Image copyright PA Wire
Image caption Bakewell Police issued a picture of a note left by a local on a car parked in the Peak District

Superintendent Steve Pont, of Derbyshire Police, echoed this advice in an interview with the BBC’s Today programme.

“Every time you’re out in public, away from your home, there’s a possibility you might catch or pass on the virus,” he said.

He added that unnecessary trips in the car or walks along cliff tops could lead to accidents, and put emergency service workers at risk.

Mountain Rescue has also urged people to “stay local” and avoid travel “unless it’s essential”.

Steve Lyons, 62, from Chippenham in Wiltshire, said that, initially, he could not work out what those people in the video posted by Derbyshire Police were doing wrong.

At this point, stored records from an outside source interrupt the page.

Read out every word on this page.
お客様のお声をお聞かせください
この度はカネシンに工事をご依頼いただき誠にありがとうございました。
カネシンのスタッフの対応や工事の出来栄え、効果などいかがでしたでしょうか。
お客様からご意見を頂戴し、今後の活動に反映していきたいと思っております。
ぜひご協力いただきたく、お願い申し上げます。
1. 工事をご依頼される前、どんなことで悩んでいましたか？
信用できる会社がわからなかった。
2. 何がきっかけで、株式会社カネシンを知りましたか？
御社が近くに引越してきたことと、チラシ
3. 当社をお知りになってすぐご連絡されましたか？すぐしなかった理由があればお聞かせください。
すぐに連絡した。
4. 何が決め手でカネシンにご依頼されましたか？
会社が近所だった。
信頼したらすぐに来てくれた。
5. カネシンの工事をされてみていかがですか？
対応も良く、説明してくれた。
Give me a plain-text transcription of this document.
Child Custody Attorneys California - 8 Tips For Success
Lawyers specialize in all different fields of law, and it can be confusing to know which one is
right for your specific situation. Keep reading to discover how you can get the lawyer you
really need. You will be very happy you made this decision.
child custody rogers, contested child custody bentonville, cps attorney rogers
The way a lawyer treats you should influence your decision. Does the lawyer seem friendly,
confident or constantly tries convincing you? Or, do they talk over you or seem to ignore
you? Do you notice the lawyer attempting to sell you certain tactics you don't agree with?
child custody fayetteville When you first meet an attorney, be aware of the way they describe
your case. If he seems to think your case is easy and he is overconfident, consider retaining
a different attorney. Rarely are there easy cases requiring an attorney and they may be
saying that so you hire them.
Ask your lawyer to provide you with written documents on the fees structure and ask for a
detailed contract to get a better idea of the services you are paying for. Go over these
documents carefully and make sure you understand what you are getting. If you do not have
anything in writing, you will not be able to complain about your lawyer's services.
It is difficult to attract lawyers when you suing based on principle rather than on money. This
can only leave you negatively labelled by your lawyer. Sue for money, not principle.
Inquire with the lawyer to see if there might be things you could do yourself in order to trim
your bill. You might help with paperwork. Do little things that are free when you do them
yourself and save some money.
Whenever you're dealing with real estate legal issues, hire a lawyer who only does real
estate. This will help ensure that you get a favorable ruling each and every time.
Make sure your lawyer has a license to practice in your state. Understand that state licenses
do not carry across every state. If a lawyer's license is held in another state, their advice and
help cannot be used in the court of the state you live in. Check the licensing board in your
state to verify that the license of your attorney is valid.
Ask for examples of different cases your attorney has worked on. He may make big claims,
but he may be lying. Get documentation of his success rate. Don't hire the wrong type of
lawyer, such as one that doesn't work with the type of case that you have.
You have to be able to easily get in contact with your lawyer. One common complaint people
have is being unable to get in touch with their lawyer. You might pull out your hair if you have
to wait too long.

Image copyright Steve Lyons
Image caption Steve and Karen Lyons usually walk alongside a canal but now opt for walks in town

“In an ideal world you get in the car, you drive to somewhere nice, you go for a walk, and you drive home again,” he said.

“But there will be instances where somebody gets hurt, somebody injures themselves walking, or a car breaks down… Are you putting people unnecessarily at risk who might have to come and recover you?”

He and his wife usually drive to a spot by a canal to go walking, but are now opting for walks in town instead.

He said that even in London it is “not impossible to get out your front door” and walk somewhere apart from other people.

However, Rose Drew, who is in her 50s and lives in York, said travelling by car enables her to get fresh air with her daughter, who has a disability.

Image copyright Rose Drew
Image caption Rose Drew: “How crowded can the Moors get? It’s virtually impossible”

She thinks that maintaining a connection with nature is important for environmental and mental health reasons.

“Not everyone can get out to the countryside,” she said, adding that people who live in cities “don’t want to walk around on concrete” but might have cars to travel.

“How crowded can the Moors get? It’s virtually impossible,” she added.

For Mike, too, exercise in open spaces is important for people’s mental and physical health – and he said that staying healthy alleviates pressure on the NHS in its own way.

But he thinks the guidance from the government on driving had “not been as clear as it could be”.

“I think to simply say you cannot drive your car, get out of that car and take a walk seems to be going too far,” he said.